Reforming the utilisation and regulation of nuclear energy
This year, more than 40 per cent of Finnish electricity is produced with nuclear energy. In the future, nuclear energy can also be produced in smaller units and used for new purposes, such as heating industry and buildings. A new outlook for the sector's activities requires a new approach also in the administration.
I started as Deputy Director General, Nuclear Energy and Fuels at the Ministry of Economic Affairs and Employment about three months ago. I have spent a significant part of this time in discussions with internal and external stakeholders. I will share my thoughts based on my first observations in this column.
Building the future on a solid foundation
Nuclear energy plays an important role in Finland's electricity production, and we are a pioneer in nuclear waste management. Finland has created strong expertise in the sector in companies, research institutes and administration alike. The starting points for development are stable and on a good foundation.
The Ministry of Economic Affairs and Employment is responsible for the supreme management and supervision of nuclear energy regulation. In addition, the Ministry prepares licence decisions for nuclear energy projects. The valid licences enable the use of the existing nuclear power plant units far into the future.
Currently underway is the processing of the operating license application for the used nuclear fuel final disposal facility, Onkalo, which is also of global interest. The project is the first in the world of such kind.
The road is also open for any new projects. According to the Government Programme, the Government will approve all new applications for authorization in principle that meet the criteria and in which the applicants' background is acceptable from the point of view of national security.
Finland is known globally as a successful user of nuclear energy. Finnish core expertise can be commercialised globally, which is why we should continue to promote our international visibility in this field. Finland also has high-quality research funded nationally and from EU funds. High-quality research should be continued to ensure safety and seize the sector's growth potential.

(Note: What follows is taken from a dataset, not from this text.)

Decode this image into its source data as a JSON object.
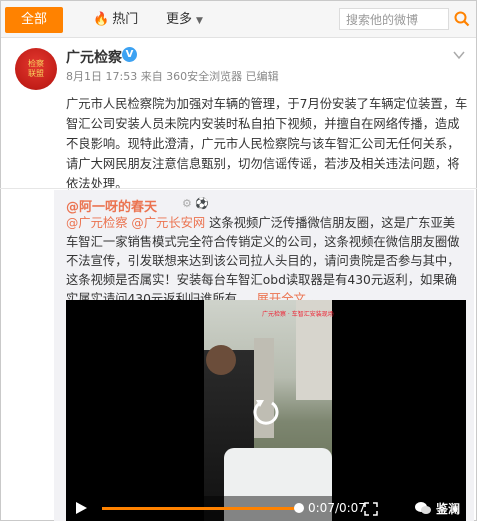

Energy markets offer opportunities and challenges for nuclear energy
The situation of the energy market is interesting from the perspective of nuclear energy. Many trends, such as the electrification of energy consumption and the hydrogen economy, create a need for nuclear energy. At the same time, highly cost-effective and rapidly growing renewable energy production, including reductions in fossil fuel prices in some parts of the world, have intensified the competitive situation between different technologies. The price of electricity varies more than before, and the production of nuclear energy must adapt to this.

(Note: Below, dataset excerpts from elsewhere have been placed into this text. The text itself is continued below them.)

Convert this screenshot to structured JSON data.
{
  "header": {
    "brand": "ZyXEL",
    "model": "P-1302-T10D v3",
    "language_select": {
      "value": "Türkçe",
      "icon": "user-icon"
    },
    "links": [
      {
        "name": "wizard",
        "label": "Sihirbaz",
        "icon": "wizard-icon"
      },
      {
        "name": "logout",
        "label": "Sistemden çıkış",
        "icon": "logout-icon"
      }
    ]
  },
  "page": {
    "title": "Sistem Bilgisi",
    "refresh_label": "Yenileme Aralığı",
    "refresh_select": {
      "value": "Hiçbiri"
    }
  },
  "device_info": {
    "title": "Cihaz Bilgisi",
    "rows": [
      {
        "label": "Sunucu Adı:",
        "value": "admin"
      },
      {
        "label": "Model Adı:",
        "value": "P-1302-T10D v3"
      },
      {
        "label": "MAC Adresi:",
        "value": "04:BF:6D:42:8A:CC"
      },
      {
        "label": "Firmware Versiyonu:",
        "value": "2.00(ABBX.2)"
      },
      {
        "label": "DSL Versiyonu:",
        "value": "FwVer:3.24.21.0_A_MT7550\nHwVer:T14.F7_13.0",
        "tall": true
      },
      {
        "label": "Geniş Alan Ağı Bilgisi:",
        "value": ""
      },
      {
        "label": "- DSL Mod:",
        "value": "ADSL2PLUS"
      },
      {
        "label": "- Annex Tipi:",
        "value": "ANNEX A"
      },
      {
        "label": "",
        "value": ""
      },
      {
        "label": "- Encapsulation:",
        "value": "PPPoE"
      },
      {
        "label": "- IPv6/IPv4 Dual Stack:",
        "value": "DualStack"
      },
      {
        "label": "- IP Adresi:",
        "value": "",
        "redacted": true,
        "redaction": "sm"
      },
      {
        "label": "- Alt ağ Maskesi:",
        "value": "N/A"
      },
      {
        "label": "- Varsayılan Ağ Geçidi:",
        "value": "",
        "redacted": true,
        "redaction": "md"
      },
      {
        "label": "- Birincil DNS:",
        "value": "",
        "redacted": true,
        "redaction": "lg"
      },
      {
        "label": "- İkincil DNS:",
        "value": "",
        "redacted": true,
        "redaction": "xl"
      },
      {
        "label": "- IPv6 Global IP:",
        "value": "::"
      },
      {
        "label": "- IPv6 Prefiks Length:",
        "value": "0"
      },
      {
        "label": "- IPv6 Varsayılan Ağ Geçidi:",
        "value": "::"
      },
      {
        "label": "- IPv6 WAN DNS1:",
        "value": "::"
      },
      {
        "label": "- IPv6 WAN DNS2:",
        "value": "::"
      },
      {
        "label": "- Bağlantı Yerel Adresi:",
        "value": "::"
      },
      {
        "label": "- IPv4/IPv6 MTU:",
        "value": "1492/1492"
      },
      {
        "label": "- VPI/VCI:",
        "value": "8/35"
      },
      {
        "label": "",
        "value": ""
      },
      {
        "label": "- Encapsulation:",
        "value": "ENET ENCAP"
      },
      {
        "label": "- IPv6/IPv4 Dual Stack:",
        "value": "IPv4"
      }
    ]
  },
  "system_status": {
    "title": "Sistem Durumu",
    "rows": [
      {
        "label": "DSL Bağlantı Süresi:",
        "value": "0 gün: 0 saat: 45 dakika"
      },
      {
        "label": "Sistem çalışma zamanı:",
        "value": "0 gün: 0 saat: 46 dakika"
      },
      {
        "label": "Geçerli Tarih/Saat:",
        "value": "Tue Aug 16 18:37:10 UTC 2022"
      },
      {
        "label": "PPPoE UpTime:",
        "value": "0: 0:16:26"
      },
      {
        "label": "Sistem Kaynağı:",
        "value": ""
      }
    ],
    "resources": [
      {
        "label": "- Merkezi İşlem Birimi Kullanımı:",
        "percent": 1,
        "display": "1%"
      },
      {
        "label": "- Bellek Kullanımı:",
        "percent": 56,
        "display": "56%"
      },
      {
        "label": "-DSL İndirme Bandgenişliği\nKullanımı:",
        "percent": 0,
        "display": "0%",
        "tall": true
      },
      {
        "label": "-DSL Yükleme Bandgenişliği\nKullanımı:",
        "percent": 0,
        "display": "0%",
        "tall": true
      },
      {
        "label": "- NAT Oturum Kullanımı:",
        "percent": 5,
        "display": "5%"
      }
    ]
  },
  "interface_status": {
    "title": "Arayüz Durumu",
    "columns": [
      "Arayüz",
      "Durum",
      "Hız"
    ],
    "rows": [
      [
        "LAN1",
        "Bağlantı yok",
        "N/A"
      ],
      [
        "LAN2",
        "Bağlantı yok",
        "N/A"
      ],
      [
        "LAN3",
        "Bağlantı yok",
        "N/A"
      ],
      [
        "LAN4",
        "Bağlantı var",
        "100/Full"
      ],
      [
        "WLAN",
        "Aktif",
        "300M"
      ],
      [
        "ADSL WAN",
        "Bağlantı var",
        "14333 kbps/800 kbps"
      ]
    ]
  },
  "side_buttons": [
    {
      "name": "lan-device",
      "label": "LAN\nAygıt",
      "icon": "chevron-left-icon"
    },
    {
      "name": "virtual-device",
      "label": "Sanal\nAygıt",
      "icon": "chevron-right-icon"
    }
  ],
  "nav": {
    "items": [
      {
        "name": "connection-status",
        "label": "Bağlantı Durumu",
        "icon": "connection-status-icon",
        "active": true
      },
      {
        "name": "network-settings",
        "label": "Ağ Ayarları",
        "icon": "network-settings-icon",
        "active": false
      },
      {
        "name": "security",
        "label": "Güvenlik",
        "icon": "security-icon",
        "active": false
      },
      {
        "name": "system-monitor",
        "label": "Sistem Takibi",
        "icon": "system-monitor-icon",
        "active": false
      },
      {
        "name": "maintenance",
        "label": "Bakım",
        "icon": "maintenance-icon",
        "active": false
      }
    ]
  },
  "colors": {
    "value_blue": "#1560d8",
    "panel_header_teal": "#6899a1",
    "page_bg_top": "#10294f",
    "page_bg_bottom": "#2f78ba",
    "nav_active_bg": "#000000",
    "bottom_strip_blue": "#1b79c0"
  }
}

Indeed, the success of nuclear energy in this competition is no longer based on the lowest operational production costs among different forms of energy or necessarily even lower total costs. Its greatest strength lies in its ability to produce energy steadily, regardless of weather. The production costs of nuclear energy are also fairly stable relative to the use of fossil fuels, for example. The crises of recent years have concretised these benefits.
Energy security and predictability of costs have always been important for both businesses and citizens, and they will certainly continue to be so in the future. Nuclear energy can cut price peaks and shorten the duration of extremely high electricity prices. Nuclear energy also plays a crucial role in how self-sufficient Finland is in times of peak electricity consumption.

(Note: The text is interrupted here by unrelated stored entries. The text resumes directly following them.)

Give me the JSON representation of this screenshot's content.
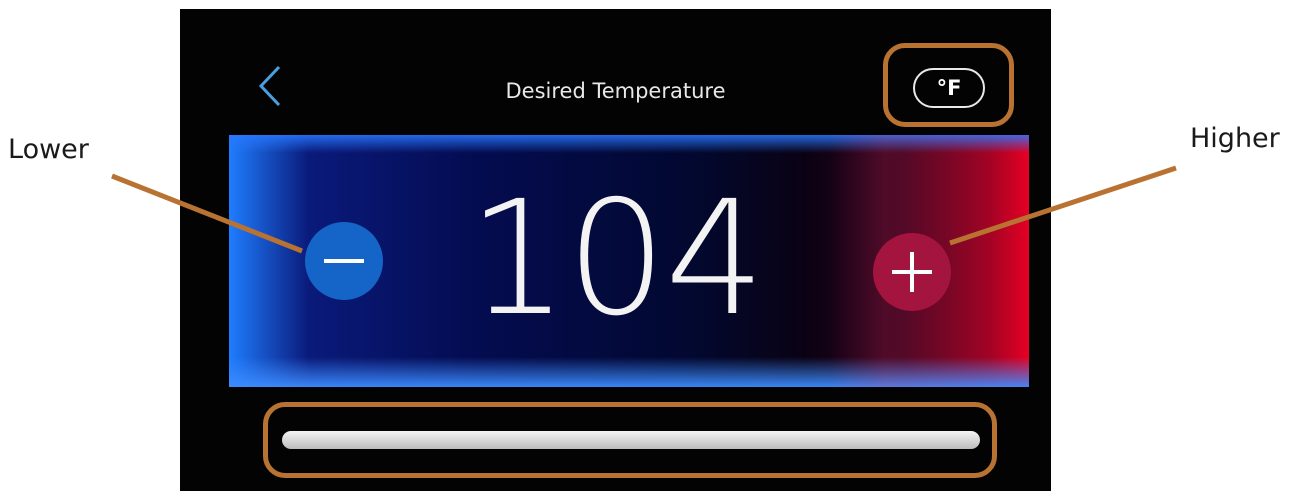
{
  "header": {
    "title": "Desired Temperature",
    "unit_label": "°F"
  },
  "temperature": {
    "value": "104"
  },
  "callouts": {
    "lower": "Lower",
    "higher": "Higher"
  },
  "colors": {
    "outline": "#b87232",
    "minus_button": "#1565c9",
    "plus_button": "#a3143f",
    "back_arrow": "#4a9fe0"
  },
  "icons": {
    "back": "chevron-left-icon",
    "minus": "minus-icon",
    "plus": "plus-icon"
  }
}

In the future, nuclear energy can be used in smaller units and for new purposes, such as industrial and district heating. Heating of industry and society is a very important form of energy consumption. Hydrogen solutions are also progressing. The above are examples of applications for the future use of nuclear energy.
High acceptability has put nuclear energy regulation on the political agenda
The societal acceptability of the use of nuclear energy has always been an important for nuclear energy. In Finland, the popularity of nuclear energy is at its highest ever. This also creates a positive outlook for the comprehensive development of regulation that takes into account new solutions, such as small modular reactors.
For decades, the declared role of nuclear energy has been rather limited in both domestic government programmes and EU policy. Public debate has taken place around individual projects, but most of the development of regulation has been carried out as rather technical exercises. This is no longer the case; the Programme of Prime Minister Petteri Orpo's Government provides clear guidelines for developing nuclear power regulation.
According to the Government Programme, the Nuclear Energy Act and the provisions implementing it will be reformed by 2026 at the latest. A number of details are linked to this comprehensive reform, such as permit processes and regulations on the location of plants. The act obliges operators and is particularly related to the official duties of the Ministry of Economic Affairs and Employment and the Radiation and Nuclear Safety Authority. In accordance with the Government Programme, nuclear energy legislation will be developed taking into account new solutions, but in such a way that nuclear safety, international obligations and other essential issues will continue to be fully taken into account in the future.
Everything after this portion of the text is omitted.